I have found meditation/breathing to be similar to a clearing or purifying process. For example, clay mixed with water is murky and appears dirty. If a mixture of clay and water is left to stand still and undisturbed the water rises to the top, clarifies, and the clay settles to the bottom of the bucket. The visual of the clay water may work the same as our minds. Clarity of the mind is present in us, but we just have to calm ourselves, disconnect, and find stillness from our overly stimulating lives to find the purity and clarity of the water.

I have found that mediation is a way to help me clear my muddy mind. Breathing is a bridge between my mind, body and soul. Breathing brings me into the present. I cannot breathe in the past or the future. I can only take a breath in the moment. Humans are extremely unique and varied, so the breathing that will bring each human into the present is likely just as varied. My muddy mind clears when I spend time in quiet morning meditation, but other ideas could include the following:

  • Morning Pages-a concept designed by Julia Cameron that embraces writing your thoughts as soon as you wake for a set duration of time;
  • Lifting Weights-there is conscious breathing and counting that can combine to be a meditative flow of expended energy;
  • Exercising-again rhythmic breathing and often a timed activity (walking, running, swimming, biking, etc).

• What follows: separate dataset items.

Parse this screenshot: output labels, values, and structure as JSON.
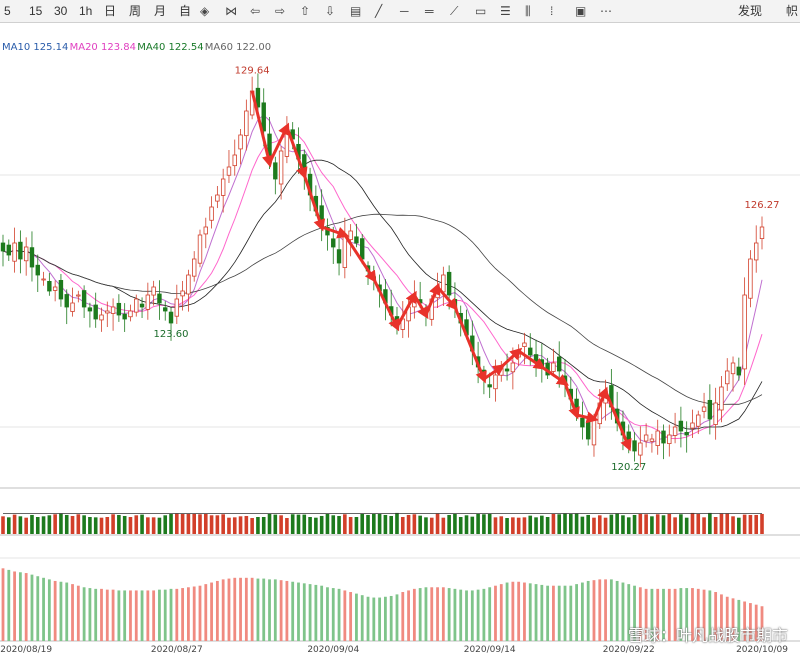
{
  "toolbar": {
    "periods": [
      "5",
      "15",
      "30",
      "1h",
      "日",
      "周",
      "月",
      "自"
    ],
    "icons": [
      "cursor-icon",
      "zoom-icon",
      "arrow-left-icon",
      "arrow-right-icon",
      "arrow-up-icon",
      "arrow-down-icon",
      "grid-icon",
      "line-icon",
      "hline-icon",
      "parallel-icon",
      "ray-icon",
      "rect-icon",
      "text-icon",
      "bars-icon",
      "vline-icon",
      "box-icon",
      "dots-icon"
    ],
    "publish_label": "发现",
    "right_label": "帜"
  },
  "ma_legend": [
    {
      "label": "MA10",
      "value": "125.14",
      "color": "#2a5caa"
    },
    {
      "label": "MA20",
      "value": "123.84",
      "color": "#e040c0"
    },
    {
      "label": "MA40",
      "value": "122.54",
      "color": "#1a7a2a"
    },
    {
      "label": "MA60",
      "value": "122.00",
      "color": "#666666"
    }
  ],
  "annotations": [
    {
      "text": "129.64",
      "color": "#c0392b"
    },
    {
      "text": "123.60",
      "color": "#1a6b2a"
    },
    {
      "text": "126.27",
      "color": "#c0392b"
    },
    {
      "text": "120.27",
      "color": "#1a6b2a"
    }
  ],
  "x_labels": [
    "2020/08/19",
    "2020/08/27",
    "2020/09/04",
    "2020/09/14",
    "2020/09/22",
    "2020/10/09"
  ],
  "watermark": "雪球：叶凡战股市期市",
  "chart_data": {
    "type": "candlestick",
    "annotations": [
      {
        "label": "129.64",
        "value": 129.64,
        "type": "high"
      },
      {
        "label": "123.60",
        "value": 123.6,
        "type": "low"
      },
      {
        "label": "126.27",
        "value": 126.27,
        "type": "high"
      },
      {
        "label": "120.27",
        "value": 120.27,
        "type": "low"
      }
    ],
    "x_labels": [
      "2020/08/19",
      "2020/08/27",
      "2020/09/04",
      "2020/09/14",
      "2020/09/22",
      "2020/10/09"
    ],
    "ylim": [
      119.5,
      130.3
    ],
    "close": [
      125.4,
      125.3,
      125.6,
      125.2,
      125.5,
      125.0,
      124.8,
      124.7,
      124.4,
      124.5,
      124.2,
      124.0,
      124.1,
      124.3,
      124.0,
      123.9,
      123.7,
      123.8,
      123.9,
      124.0,
      123.8,
      123.7,
      123.9,
      124.2,
      124.0,
      124.3,
      124.5,
      124.1,
      123.9,
      123.6,
      124.2,
      124.4,
      124.8,
      125.2,
      125.8,
      126.0,
      126.5,
      126.8,
      127.2,
      127.5,
      127.8,
      128.3,
      128.9,
      129.4,
      129.0,
      128.4,
      127.6,
      127.2,
      127.9,
      128.5,
      128.2,
      127.7,
      127.3,
      126.8,
      126.4,
      126.0,
      125.8,
      125.5,
      125.1,
      125.8,
      125.9,
      125.6,
      125.2,
      124.9,
      124.7,
      124.4,
      124.1,
      123.8,
      123.5,
      123.7,
      124.0,
      124.3,
      124.1,
      123.8,
      124.2,
      124.5,
      124.8,
      124.3,
      124.0,
      123.6,
      123.3,
      122.9,
      122.5,
      122.2,
      122.0,
      122.3,
      122.5,
      122.4,
      122.6,
      122.9,
      123.1,
      122.8,
      122.6,
      122.5,
      122.3,
      122.6,
      122.4,
      122.1,
      121.7,
      121.3,
      121.0,
      120.7,
      121.2,
      121.6,
      121.9,
      121.5,
      121.1,
      120.8,
      120.5,
      120.4,
      120.6,
      120.8,
      120.7,
      120.9,
      120.6,
      120.8,
      121.0,
      120.9,
      120.8,
      121.1,
      121.3,
      121.5,
      121.2,
      121.6,
      122.0,
      122.4,
      122.6,
      122.3,
      124.3,
      125.2,
      125.6,
      126.0
    ],
    "volume": [
      0.52,
      0.49,
      0.57,
      0.52,
      0.48,
      0.56,
      0.5,
      0.52,
      0.55,
      0.58,
      0.61,
      0.56,
      0.53,
      0.58,
      0.55,
      0.5,
      0.49,
      0.48,
      0.5,
      0.58,
      0.56,
      0.53,
      0.5,
      0.55,
      0.57,
      0.49,
      0.49,
      0.48,
      0.55,
      0.59,
      0.61,
      0.59,
      0.59,
      0.59,
      0.58,
      0.59,
      0.55,
      0.55,
      0.58,
      0.48,
      0.49,
      0.52,
      0.53,
      0.47,
      0.5,
      0.5,
      0.6,
      0.57,
      0.55,
      0.47,
      0.58,
      0.57,
      0.57,
      0.5,
      0.48,
      0.53,
      0.6,
      0.55,
      0.53,
      0.58,
      0.5,
      0.5,
      0.59,
      0.56,
      0.59,
      0.59,
      0.56,
      0.53,
      0.62,
      0.5,
      0.56,
      0.58,
      0.54,
      0.49,
      0.48,
      0.61,
      0.48,
      0.56,
      0.6,
      0.5,
      0.55,
      0.51,
      0.6,
      0.58,
      0.6,
      0.49,
      0.52,
      0.47,
      0.49,
      0.48,
      0.49,
      0.54,
      0.49,
      0.54,
      0.5,
      0.59,
      0.58,
      0.61,
      0.6,
      0.61,
      0.51,
      0.56,
      0.48,
      0.55,
      0.48,
      0.57,
      0.61,
      0.55,
      0.49,
      0.56,
      0.59,
      0.58,
      0.52,
      0.58,
      0.55,
      0.6,
      0.49,
      0.58,
      0.48,
      0.62,
      0.59,
      0.49,
      0.62,
      0.5,
      0.61,
      0.61,
      0.52,
      0.48,
      0.57,
      0.56,
      0.56,
      0.59
    ],
    "oscillator": [
      0.92,
      0.9,
      0.88,
      0.87,
      0.86,
      0.84,
      0.82,
      0.8,
      0.78,
      0.76,
      0.75,
      0.74,
      0.72,
      0.7,
      0.68,
      0.67,
      0.66,
      0.66,
      0.65,
      0.65,
      0.64,
      0.64,
      0.64,
      0.64,
      0.64,
      0.64,
      0.64,
      0.65,
      0.65,
      0.66,
      0.66,
      0.67,
      0.68,
      0.69,
      0.7,
      0.72,
      0.74,
      0.76,
      0.78,
      0.79,
      0.8,
      0.8,
      0.8,
      0.8,
      0.79,
      0.79,
      0.78,
      0.78,
      0.77,
      0.76,
      0.75,
      0.74,
      0.73,
      0.72,
      0.71,
      0.7,
      0.68,
      0.67,
      0.66,
      0.64,
      0.62,
      0.6,
      0.58,
      0.56,
      0.55,
      0.55,
      0.56,
      0.57,
      0.59,
      0.62,
      0.64,
      0.66,
      0.67,
      0.68,
      0.68,
      0.68,
      0.68,
      0.67,
      0.66,
      0.65,
      0.64,
      0.64,
      0.65,
      0.66,
      0.68,
      0.7,
      0.72,
      0.74,
      0.75,
      0.75,
      0.74,
      0.73,
      0.72,
      0.71,
      0.7,
      0.7,
      0.7,
      0.7,
      0.7,
      0.72,
      0.74,
      0.76,
      0.77,
      0.78,
      0.78,
      0.78,
      0.76,
      0.74,
      0.72,
      0.7,
      0.68,
      0.66,
      0.66,
      0.66,
      0.66,
      0.66,
      0.66,
      0.67,
      0.67,
      0.67,
      0.66,
      0.65,
      0.64,
      0.62,
      0.59,
      0.56,
      0.54,
      0.52,
      0.5,
      0.48,
      0.46,
      0.44
    ]
  }
}
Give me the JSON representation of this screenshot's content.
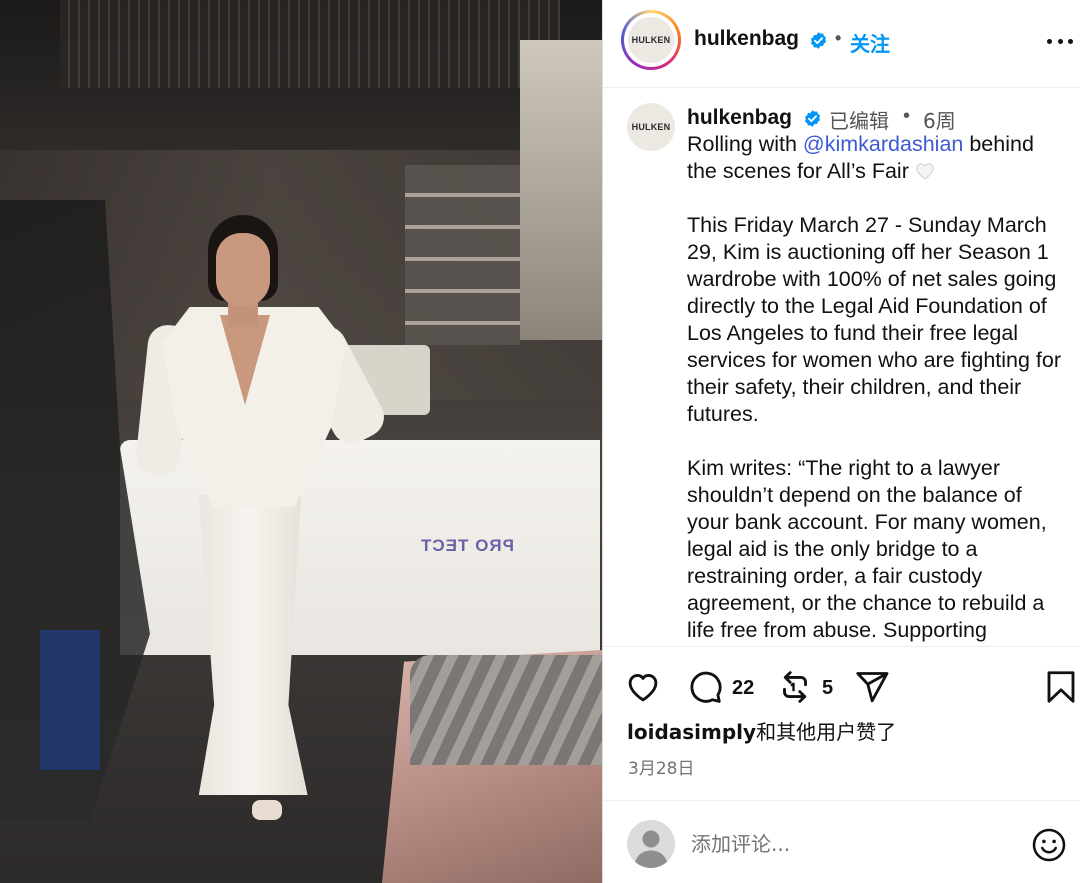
{
  "post": {
    "author": "hulkenbag",
    "avatar_text": "HULKEN",
    "follow_label": "关注",
    "separator": "•",
    "edited_label": "已编辑",
    "age": "6周",
    "caption_intro_before": "Rolling with ",
    "caption_mention": "@kimkardashian",
    "caption_intro_after": " behind the scenes for All’s Fair",
    "caption_p2": "This Friday March 27 - Sunday March 29, Kim is auctioning off her Season 1 wardrobe with 100% of net sales going directly to the Legal Aid Foundation of Los Angeles to fund their free legal services for women who are fighting for their safety, their children, and their futures.",
    "caption_p3": "Kim writes: “The right to a lawyer shouldn’t depend on the balance of your bank account. For many women, legal aid is the only bridge to a restraining order, a fair custody agreement, or the chance to rebuild a life free from abuse. Supporting",
    "photo_overlay_text": "PRO TECT"
  },
  "actions": {
    "comment_count": "22",
    "repost_count": "5"
  },
  "likes": {
    "user": "loidasimply",
    "rest": "和其他用户赞了"
  },
  "date": "3月28日",
  "comment": {
    "placeholder": "添加评论..."
  },
  "colors": {
    "accent": "#0095f6",
    "verified": "#0095f6",
    "mention": "#3d5ad6",
    "muted": "#737373"
  },
  "icons": [
    "verified-badge-icon",
    "more-options-icon",
    "heart-icon",
    "comment-icon",
    "repost-icon",
    "share-icon",
    "bookmark-icon",
    "emoji-icon",
    "white-heart-emoji"
  ]
}
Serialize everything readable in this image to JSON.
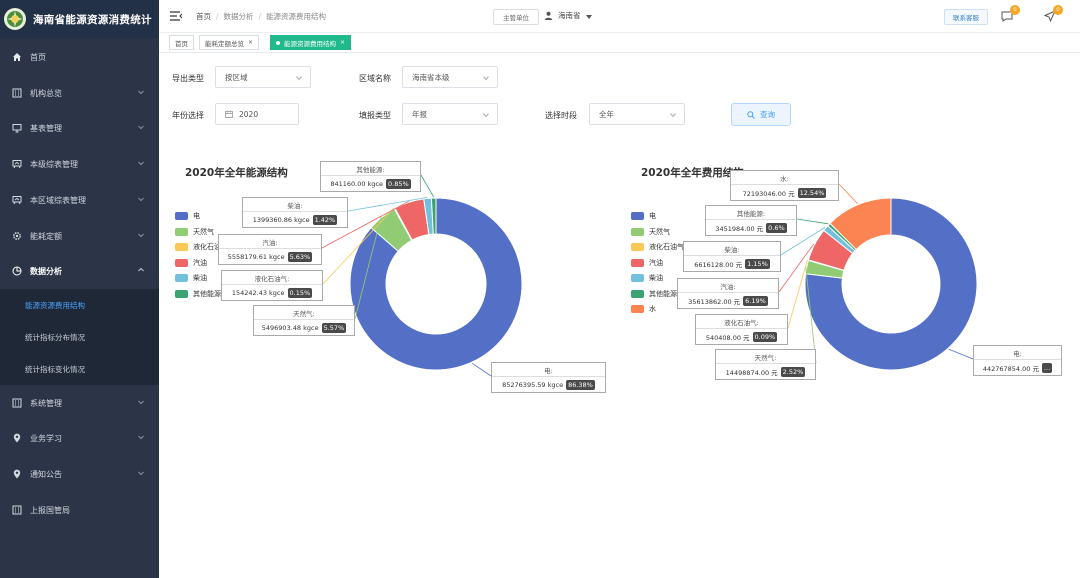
{
  "app": {
    "title": "海南省能源资源消费统计",
    "logo": "logo-emblem-icon"
  },
  "sidebar": {
    "items": [
      {
        "label": "首页",
        "icon": "home-icon"
      },
      {
        "label": "机构总览",
        "icon": "building-icon"
      },
      {
        "label": "基表管理",
        "icon": "monitor-icon"
      },
      {
        "label": "本级综表管理",
        "icon": "chart-board-icon"
      },
      {
        "label": "本区域综表管理",
        "icon": "chart-board-icon"
      },
      {
        "label": "能耗定额",
        "icon": "gear-icon"
      },
      {
        "label": "数据分析",
        "icon": "pie-icon"
      },
      {
        "label": "系统管理",
        "icon": "building-icon"
      },
      {
        "label": "业务学习",
        "icon": "location-icon"
      },
      {
        "label": "通知公告",
        "icon": "location-icon"
      },
      {
        "label": "上报国管局",
        "icon": "building-icon"
      }
    ],
    "submenu": [
      {
        "label": "能源资源费用结构"
      },
      {
        "label": "统计指标分布情况"
      },
      {
        "label": "统计指标变化情况"
      }
    ]
  },
  "header": {
    "breadcrumb": [
      "首页",
      "数据分析",
      "能源资源费用结构"
    ],
    "org_label": "主管单位",
    "user": "海南省",
    "contact": "联系客服",
    "message_count": "0",
    "notice_count": "0"
  },
  "tabs": [
    {
      "label": "首页"
    },
    {
      "label": "能耗定额总览"
    },
    {
      "label": "能源资源费用结构"
    }
  ],
  "filters": {
    "export_type": {
      "label": "导出类型",
      "value": "按区域"
    },
    "region": {
      "label": "区域名称",
      "value": "海南省本级"
    },
    "year": {
      "label": "年份选择",
      "value": "2020"
    },
    "report_type": {
      "label": "填报类型",
      "value": "年报"
    },
    "period": {
      "label": "选择时段",
      "value": "全年"
    },
    "query_label": "查询"
  },
  "chart_data": [
    {
      "type": "pie",
      "title": "2020年全年能源结构",
      "unit": "kgce",
      "categories": [
        "电",
        "天然气",
        "液化石油气",
        "汽油",
        "柴油",
        "其他能源"
      ],
      "colors": [
        "#5470c6",
        "#91cc75",
        "#fac858",
        "#ee6666",
        "#73c0de",
        "#3ba272"
      ],
      "values": [
        85276395.59,
        5496903.48,
        154242.43,
        5558179.61,
        1399360.86,
        841160.0
      ],
      "value_labels": [
        "85276395.59 kgce",
        "5496903.48 kgce",
        "154242.43 kgce",
        "5558179.61 kgce",
        "1399360.86 kgce",
        "841160.00 kgce"
      ],
      "percent_labels": [
        "86.38%",
        "5.57%",
        "0.15%",
        "5.63%",
        "1.42%",
        "0.85%"
      ]
    },
    {
      "type": "pie",
      "title": "2020年全年费用结构",
      "unit": "元",
      "categories": [
        "电",
        "天然气",
        "液化石油气",
        "汽油",
        "柴油",
        "其他能源",
        "水"
      ],
      "colors": [
        "#5470c6",
        "#91cc75",
        "#fac858",
        "#ee6666",
        "#73c0de",
        "#3ba272",
        "#fc8452"
      ],
      "values": [
        442767854.0,
        14498874.0,
        540408.0,
        35613862.0,
        6616128.0,
        3451984.0,
        72193046.0
      ],
      "value_labels": [
        "442767854.00 元",
        "14498874.00 元",
        "540408.00 元",
        "35613862.00 元",
        "6616128.00 元",
        "3451984.00 元",
        "72193046.00 元"
      ],
      "percent_labels": [
        "...",
        "2.52%",
        "0.09%",
        "6.19%",
        "1.15%",
        "0.6%",
        "12.54%"
      ]
    }
  ]
}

If we all need to nourish our bodies in different ways, with different caloric intakes (based upon the metabolism of our bodies, preferences and activity levels), why would the diversity of our “soul nourishment” be different? If there are parallels between physical nourishment and soul nourishment, then we can start by identifying that you can go a long time without food and survive. I know a lot of soul-starving teachers. It is important to start recognising that your soul is hungry. Students & parents are currently energy-vampires (more on this in future posts). So, as teachers, we are alive, but barely. Find your soul-food. Don’t wait until the weekend, holidays or summer break to re-fuel. Do daily fuels. Your body needs food every day, so your soul needs nourishment daily. Figure out what you need and start setting a daily goal to get it.

The more transparent we are about our journey and the more that science uncovers about how our nervous systems heal, the more opportunities teachers will have to experience appetisers of soul nourishment. Hopefully, after a few taste-tests and recognising how undernourished we are, we can all find activities that make the taste-buds of our soul sing.

Opening the Window of Tolerance Challenge Two: Find something that you can do everyday that will nourish your soul. Give yourself this gift for 10 or more minutes everyday, before the world bombards you. Make it a habit (like brushing your teeth).